Friday, January 25, 2013

Apple in Trouble?

A lot of investors are worried after Apple's Q4 earnings report.  Their revenue still surpassed what they have done in the past , but investors are worried about the recent commodization of iPhones with more and more customers leaning towards the older and now budget models of the iPhone (4S, 4, etc.).  Apple's stock has dropped as of market close on Friday 1/25/2013 to $439.88 which is a huge decline of where they almost peaked at $700.  Others have concern that Apple will transition from a growth to a value story like other tech giants such as Intel and Microsoft.  I am on the fence on whether Apple is going to be a value stock in 2013 or not.  Regardless, at $439.88 the stock seems absurdly cheap, and it appears that investors  have overreacted like they typically do.  However, I am sure a lot of growth investors just want to collect on their gains.  Whether growth investors come back in or Apple needs to draw value investors depends on what Apple does next over the next 6 months.  Still either way you roll, the current stock price seems like a good bargain.

Monday, January 21, 2013

Get What You Want But Be You

I am always one of those people who wants to go for it and obtain whatever will make myself happy.  However, sometimes these things whether they be people or possessions have a cost to them.  I think this quote from the Bible sums it up:

 Luke 9:25 
And what do you benefit if you gain the whole world but are yourself lost or destroyed?

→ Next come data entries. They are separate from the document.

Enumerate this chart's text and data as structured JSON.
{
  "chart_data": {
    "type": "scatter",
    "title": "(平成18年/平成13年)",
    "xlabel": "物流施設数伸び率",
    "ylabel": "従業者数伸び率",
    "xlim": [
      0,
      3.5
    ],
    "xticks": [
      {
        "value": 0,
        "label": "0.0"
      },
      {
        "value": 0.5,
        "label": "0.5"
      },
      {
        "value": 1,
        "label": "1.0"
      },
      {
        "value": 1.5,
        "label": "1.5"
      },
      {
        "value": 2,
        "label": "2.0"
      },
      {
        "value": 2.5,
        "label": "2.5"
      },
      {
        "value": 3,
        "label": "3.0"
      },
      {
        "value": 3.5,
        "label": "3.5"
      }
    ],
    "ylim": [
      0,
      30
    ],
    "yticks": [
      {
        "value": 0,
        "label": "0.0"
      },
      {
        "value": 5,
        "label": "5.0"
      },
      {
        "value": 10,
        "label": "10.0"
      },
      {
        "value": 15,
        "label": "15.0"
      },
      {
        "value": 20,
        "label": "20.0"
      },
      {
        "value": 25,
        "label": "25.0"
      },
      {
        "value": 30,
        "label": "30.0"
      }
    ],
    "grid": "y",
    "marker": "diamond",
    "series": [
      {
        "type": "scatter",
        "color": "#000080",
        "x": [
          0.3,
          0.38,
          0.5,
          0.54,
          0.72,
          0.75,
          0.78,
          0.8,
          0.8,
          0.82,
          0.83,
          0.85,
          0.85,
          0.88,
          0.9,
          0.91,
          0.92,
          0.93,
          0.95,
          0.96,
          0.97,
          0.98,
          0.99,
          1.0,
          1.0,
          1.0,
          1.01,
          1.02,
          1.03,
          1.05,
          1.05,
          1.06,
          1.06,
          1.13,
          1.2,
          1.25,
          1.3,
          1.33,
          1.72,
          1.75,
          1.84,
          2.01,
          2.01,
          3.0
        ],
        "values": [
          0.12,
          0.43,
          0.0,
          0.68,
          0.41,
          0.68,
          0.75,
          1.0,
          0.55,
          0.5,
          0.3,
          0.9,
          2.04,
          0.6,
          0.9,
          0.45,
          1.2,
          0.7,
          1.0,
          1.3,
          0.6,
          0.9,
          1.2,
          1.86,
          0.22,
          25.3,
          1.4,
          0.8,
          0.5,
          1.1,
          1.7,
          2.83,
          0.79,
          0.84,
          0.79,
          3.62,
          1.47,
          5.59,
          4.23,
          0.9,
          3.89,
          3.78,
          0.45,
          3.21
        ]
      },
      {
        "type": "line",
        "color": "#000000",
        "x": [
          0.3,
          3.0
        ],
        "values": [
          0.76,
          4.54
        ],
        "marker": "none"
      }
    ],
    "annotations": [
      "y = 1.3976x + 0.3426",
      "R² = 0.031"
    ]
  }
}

So be ambitious and be strong but remember the cost to obtain something.  Whether it is time or the core of your being, determine whether what you need to have is worth the price.  Because NOTHING is free in this world.

Friday, January 4, 2013

Dividend Investing

Dividend investing is one of my favorite types of investing, and I probably will not do it justice with this post.  Needless to say, I will talk about this more in the future because I think dividends are a great source of income now that banks do not pay any interest for savings and checking accounts.  By investing in large cap established mega corps that pay good dividends, one can make a decent return on their money and be relatively sure that their principal investment is not going to be susceptible to great volatility.  For a quick guide on divided investing, I would recommend checking out the The Dividend Guys Blog for his 2013 recommendations.  An  excellent resource for picking out some stocks.  Use your favorite low cost stock brokerage to invest into these dividend stocks.  The good news is that the tax on dividends is still at the lower 15 percent tax rate for most people with the recent legislation that was passed to prevent the 'Fiscal Cliff'.  Only those individuals making $400,000 or $450,000 for couples have to pay a higher 20 percent tax rate which is still much better than the old school marginal tax rates.